A variant is a particular implementation of a function. It specifies the model to use, prompt templates, decoding strategy, hyperparameters, and other settings. The skeleton of a variant configuration looks like this:
tensorzero.toml
[functions.my_function_name.variants.my_variant_name]
type = "..." # e.g. "chat_completion"
model = "..." # e.g. "openai::gpt-5" or "my_gpt_5"
# ... other fields (e.g. prompt templates, inference parameters) ...
The simplest variant type is chat_completion, which is the typical chat completion format used by OpenAI and many other LLM providers. TensorZero supports other variant types that implement inference-time optimizations. You can define prompt templates in your variant configuration rather than sending prompts directly in your inference requests. This decouples prompts from application code and enables easier experimentation and optimization. See Create a prompt template for more details. If you define multiple variants, TensorZero will randomly sample one of them at inference time. You can define more advanced experimentation strategies (e.g. Run adaptive A/B tests), fallback-only variants (e.g.
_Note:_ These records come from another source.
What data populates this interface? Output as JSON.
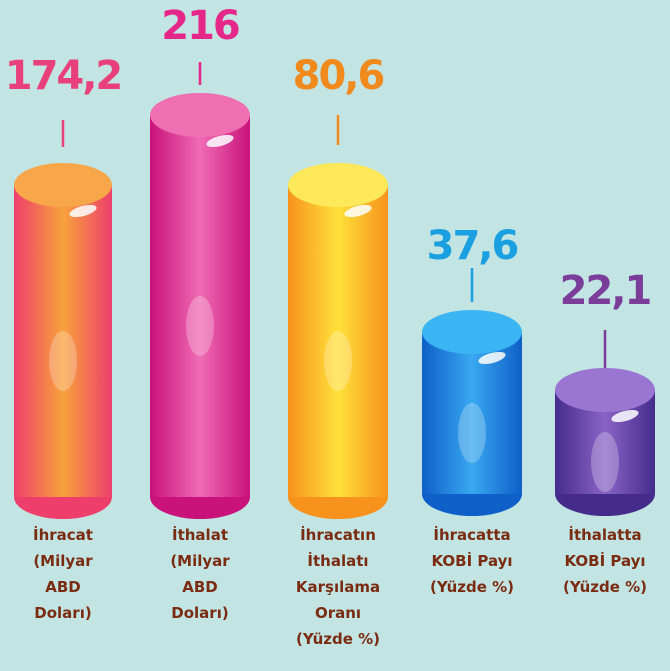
{
  "items": [
    {
      "value": "174,2",
      "label": [
        "İhracat",
        "(Milyar",
        "ABD",
        "Doları)"
      ]
    },
    {
      "value": "216",
      "label": [
        "İthalat",
        "(Milyar",
        "ABD",
        "Doları)"
      ]
    },
    {
      "value": "80,6",
      "label": [
        "İhracatın",
        "İthalatı",
        "Karşılama",
        "Oranı",
        "(Yüzde %)"
      ]
    },
    {
      "value": "37,6",
      "label": [
        "İhracatta",
        "KOBİ Payı",
        "(Yüzde %)"
      ]
    },
    {
      "value": "22,1",
      "label": [
        "İthalatta",
        "KOBİ Payı",
        "(Yüzde %)"
      ]
    }
  ]
}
Retries & Fallbacks), and more.

Example

Let’s create a function called answer_customer with two variants: GPT-5 and Claude Sonnet 4.5.
tensorzero.toml
[functions.answer_customer]
type = "chat"

[functions.answer_customer.variants.gpt_5_baseline]
type = "chat_completion"
model = "openai::gpt-5"

[functions.answer_customer.variants.claude_sonnet_4_5]
type = "chat_completion"
model = "anthropic::claude-sonnet-4-5"
You can now call the answer_customer function and TensorZero will randomly select one of the two variants for each request.

Make inference requests

Once you’ve configured a function and its variants, you can make inference requests to the TensorZero Gateway.
  • Python
  • Python (OpenAI SDK)
  • Node (OpenAI SDK)
  • HTTP
result = t0.inference(
    function_name="answer_customer",
    input={
        "messages": [
            {"role": "user", "content": "What is your return policy?"},
        ],
    },
)
See Call any LLM for complete examples including setup and sample responses.